In the 18th century, it became clear to Flemish chemist Jan Baptise van Helmont that decomposing organic matter produced a combustible gas. Later on, John Dalton and Humphrey Davy clarified that this flammable gas was indeed methane. The first major anaerobic digestion plant dates back to 1859 in Bombay. Later, in 1898, the UK utilized anaerobic digestion to convert sewage into biogas, which was used to light street lamps. For the next century, anaerobic digestion was primarily used as a means to treat municipal wastewater. When the price of fossil fuels increased in the 1970’s industrial and agricultural anaerobic digestion plants increased in popularity and efficiency.
India and China developed small-scale biogas digesters for agricultural applications in the 1960s to decrease energy poverty in rural areas, and generate cleaner cooking fuels that would have accessibility in remote areas. Nearly one-third of the global population relies on firewood and other biomass for energy, leading to devastating health and environmental problems.
Farm-sized biogas units are gaining more attention and popularity as both a means of reducing agricultural waste and as a means of providing clean renewable energy to families throughout the world. Broader adoption of biogas programs to make both agricultural biogas systems and industrial-scale anaerobic digestion plants accessible, efficient and convenient. As landfills become overloaded, and as the release of methane poses more troubling problems, the benefits of using biogas systems to convert waste into energy are increasingly more relevant and important.
Uses of Biogas
Biogas can be produced with various types of organic and agricultural matter, and therefore there are several types of models for biogas digesters. Some industrial systems are designed to treat: municipal wastewater, industrial wastewater, municipal solid waste and agricultural waste.
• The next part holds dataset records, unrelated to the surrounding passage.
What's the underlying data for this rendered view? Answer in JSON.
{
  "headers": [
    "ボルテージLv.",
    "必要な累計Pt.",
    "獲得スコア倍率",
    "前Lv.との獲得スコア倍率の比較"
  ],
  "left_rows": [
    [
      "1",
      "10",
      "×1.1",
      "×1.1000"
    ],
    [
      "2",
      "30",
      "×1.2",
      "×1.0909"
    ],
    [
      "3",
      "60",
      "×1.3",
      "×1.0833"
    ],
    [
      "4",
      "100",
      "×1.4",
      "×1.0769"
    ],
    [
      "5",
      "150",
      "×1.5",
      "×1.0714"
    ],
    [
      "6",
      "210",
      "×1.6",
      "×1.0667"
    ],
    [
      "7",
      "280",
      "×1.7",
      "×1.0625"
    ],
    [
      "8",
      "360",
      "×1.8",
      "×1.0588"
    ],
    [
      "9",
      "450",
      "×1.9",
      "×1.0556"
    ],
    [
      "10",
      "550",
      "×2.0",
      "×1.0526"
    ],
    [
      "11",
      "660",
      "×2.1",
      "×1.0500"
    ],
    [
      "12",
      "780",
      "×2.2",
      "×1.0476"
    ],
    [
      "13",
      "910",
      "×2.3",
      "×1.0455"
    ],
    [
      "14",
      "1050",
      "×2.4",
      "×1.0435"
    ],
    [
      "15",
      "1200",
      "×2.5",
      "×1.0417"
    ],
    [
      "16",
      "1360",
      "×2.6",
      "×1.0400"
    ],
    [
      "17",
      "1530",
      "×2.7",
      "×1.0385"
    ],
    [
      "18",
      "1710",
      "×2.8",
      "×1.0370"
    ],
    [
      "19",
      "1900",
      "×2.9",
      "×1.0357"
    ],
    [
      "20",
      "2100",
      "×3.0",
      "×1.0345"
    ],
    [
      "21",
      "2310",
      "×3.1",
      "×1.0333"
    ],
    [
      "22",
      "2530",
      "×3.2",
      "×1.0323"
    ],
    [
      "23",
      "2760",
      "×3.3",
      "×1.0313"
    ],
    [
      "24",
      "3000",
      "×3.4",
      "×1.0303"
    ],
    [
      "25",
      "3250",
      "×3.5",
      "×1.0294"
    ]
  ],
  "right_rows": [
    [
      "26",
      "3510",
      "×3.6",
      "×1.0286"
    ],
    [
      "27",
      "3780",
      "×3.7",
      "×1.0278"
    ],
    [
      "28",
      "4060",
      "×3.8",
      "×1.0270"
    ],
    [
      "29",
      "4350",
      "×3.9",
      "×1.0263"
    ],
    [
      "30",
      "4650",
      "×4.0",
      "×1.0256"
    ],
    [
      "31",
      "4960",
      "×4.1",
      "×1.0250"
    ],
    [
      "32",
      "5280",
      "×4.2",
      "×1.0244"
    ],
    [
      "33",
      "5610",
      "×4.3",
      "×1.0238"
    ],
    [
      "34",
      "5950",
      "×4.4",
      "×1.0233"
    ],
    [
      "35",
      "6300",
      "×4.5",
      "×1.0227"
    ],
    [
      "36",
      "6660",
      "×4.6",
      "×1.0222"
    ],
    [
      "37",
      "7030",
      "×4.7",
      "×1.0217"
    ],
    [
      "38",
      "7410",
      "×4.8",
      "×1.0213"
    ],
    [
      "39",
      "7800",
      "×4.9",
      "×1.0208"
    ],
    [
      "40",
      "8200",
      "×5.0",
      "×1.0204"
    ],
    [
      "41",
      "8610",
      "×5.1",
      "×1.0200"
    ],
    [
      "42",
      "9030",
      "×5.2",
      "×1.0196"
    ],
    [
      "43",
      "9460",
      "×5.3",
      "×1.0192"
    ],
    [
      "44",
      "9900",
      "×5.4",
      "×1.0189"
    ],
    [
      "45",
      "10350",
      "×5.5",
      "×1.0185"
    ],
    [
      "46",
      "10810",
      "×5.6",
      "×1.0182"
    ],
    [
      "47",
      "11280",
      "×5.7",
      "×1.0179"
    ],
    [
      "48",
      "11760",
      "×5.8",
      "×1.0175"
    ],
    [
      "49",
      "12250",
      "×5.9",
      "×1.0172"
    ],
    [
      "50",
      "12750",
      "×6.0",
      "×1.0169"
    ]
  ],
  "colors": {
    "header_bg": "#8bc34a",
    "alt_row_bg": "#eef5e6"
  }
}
Biogas systems are used for digesting animal waste and food waste and can be used to generate gas, electricity, heat and transportation fuels.
One example of biogas is the first milk plant, one of the UK’s biggest cheesemakers is building an anaerobic digestion plant that will process dairy residues and convert them into bio-methane for the gas grid.
Need for Regular Sludge Handling
- High operating costs (Electricity and Chemical Dosing) – regular chemical dosing can increase storage costs and adversely impact safety.
- High cost of turning wastewater to recycle quality.
- High cost of capital acquisition — electro-mechanical parts increase capital costs and maintenance costs.
- Complex and high cost of equipment maintenance — maintenance and replacement of large and expensive electromechanical parts. Non-modular systems require the entire system to be shut down.
- High labor cost — Numerous workers are required in the daily operation of traditional wastewater systems.
- Large space requirements (tankage and real estate) — large space and tank requirements are needed and often new tanks are required which strain real estate and budgets.
- Fats, oil and grease are not digested — fat and oil digesting enzymes are often an added cost.
How Biological Water Treatment Can be Used in Agricultural Biogas Applications
Agricultural practitioners can reap the benefits of Biogas technology and eliminate the traditional problems of wastewater by leveraging modern biological wastewater treatment technology.
Modern biological wastewater treatment solutions use safe, patented, government-approved technologies that eliminate the traditional water treatment problems associated with agricultural water recycling.
Modern technologies have zero discharge, meaning that operators do not have to worry about emitting harmful methane gas into the atmosphere. Furthermore, modern biogas wastewater solutions can also offer low maintenance costs, no chlorination, no impacted soil, no odor and no sludge handling, which significantly decreases capital and operational expenses and leads to greater profitability.